The hardware setup includes:
- USRP B210: SDR board used for transmitting and receiving over-the-air signals.
- GNU Radio: Software platform for signal processing.
- Zadoff-Chu Sequence: Used for frame synchronization, taking advantage of its low autocorrelation sidelobes.
Experiments are conducted in an office environment, with the following configuration:
- SISO System: Evaluated using 16-QAM modulation, compared with minimum distance decoding as a baseline.
- SIMO System: Evaluated with two receiver antennas, compared with Maximal Ratio Combining (MRC) as the baseline.
- AWGN Channel: The autoencoder outperforms traditional minimum distance decoding across all Signal-to-Noise Ratios (SNRs).
- Rayleigh Channel: The autoencoder performs better than traditional Zero Forcing techniques at higher SNRs but underperforms at lower SNRs.
- AWGN Channel: The autoencoder lags behind MRC at lower SNRs but surpasses it at higher SNRs.
- Rayleigh Channel: The autoencoder outperforms MRC across all SNRs.
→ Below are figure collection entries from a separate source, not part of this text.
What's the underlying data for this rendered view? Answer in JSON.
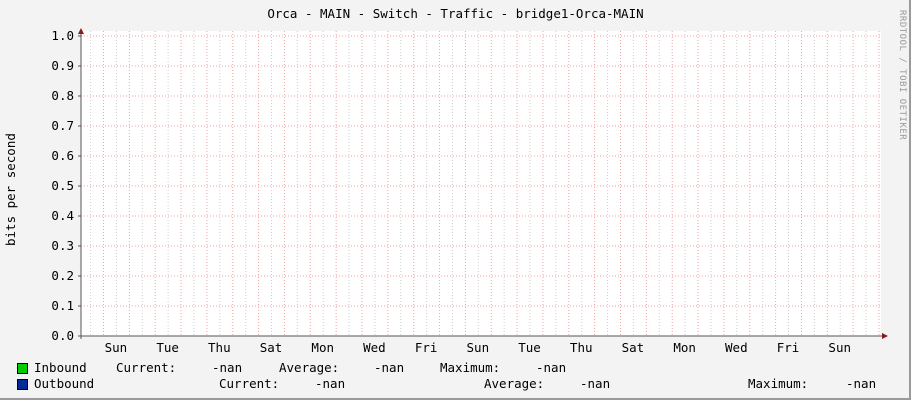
{
  "chart_data": {
    "type": "line",
    "title": "Orca - MAIN - Switch - Traffic - bridge1-Orca-MAIN",
    "ylabel": "bits per second",
    "xlabel": "",
    "ylim": [
      0,
      1.0
    ],
    "yticks": [
      "0.0",
      "0.1",
      "0.2",
      "0.3",
      "0.4",
      "0.5",
      "0.6",
      "0.7",
      "0.8",
      "0.9",
      "1.0"
    ],
    "xticks": [
      "Sun",
      "Tue",
      "Thu",
      "Sat",
      "Mon",
      "Wed",
      "Fri",
      "Sun",
      "Tue",
      "Thu",
      "Sat",
      "Mon",
      "Wed",
      "Fri",
      "Sun"
    ],
    "grid": true,
    "series": [
      {
        "name": "Inbound",
        "color": "#00cc00",
        "values": [],
        "current": "-nan",
        "average": "-nan",
        "maximum": "-nan"
      },
      {
        "name": "Outbound",
        "color": "#002a97",
        "values": [],
        "current": "-nan",
        "average": "-nan",
        "maximum": "-nan"
      }
    ],
    "legend": {
      "current_label": "Current:",
      "average_label": "Average:",
      "maximum_label": "Maximum:"
    },
    "watermark": "RRDTOOL / TOBI OETIKER"
  }
}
The real-world experiments revealed higher Symbol Error Rates (SER) than simulations. This discrepancy is mainly due to the lack of symbol synchronization and unmodeled real-world factors like sampling time offsets and carrier frequency offsets.
- Symbol Synchronization: Implementing symbol synchronization to reduce over-the-air error rates.
- Improved Channel Models: Incorporating carrier frequency offset and sample time offset to bridge the gap between simulation and real-world performance.
- Advanced Architectures: Exploring the use of more sophisticated deep learning architectures, such as convolutional neural networks, recurrent neural networks, or transformer-based models for further improvement.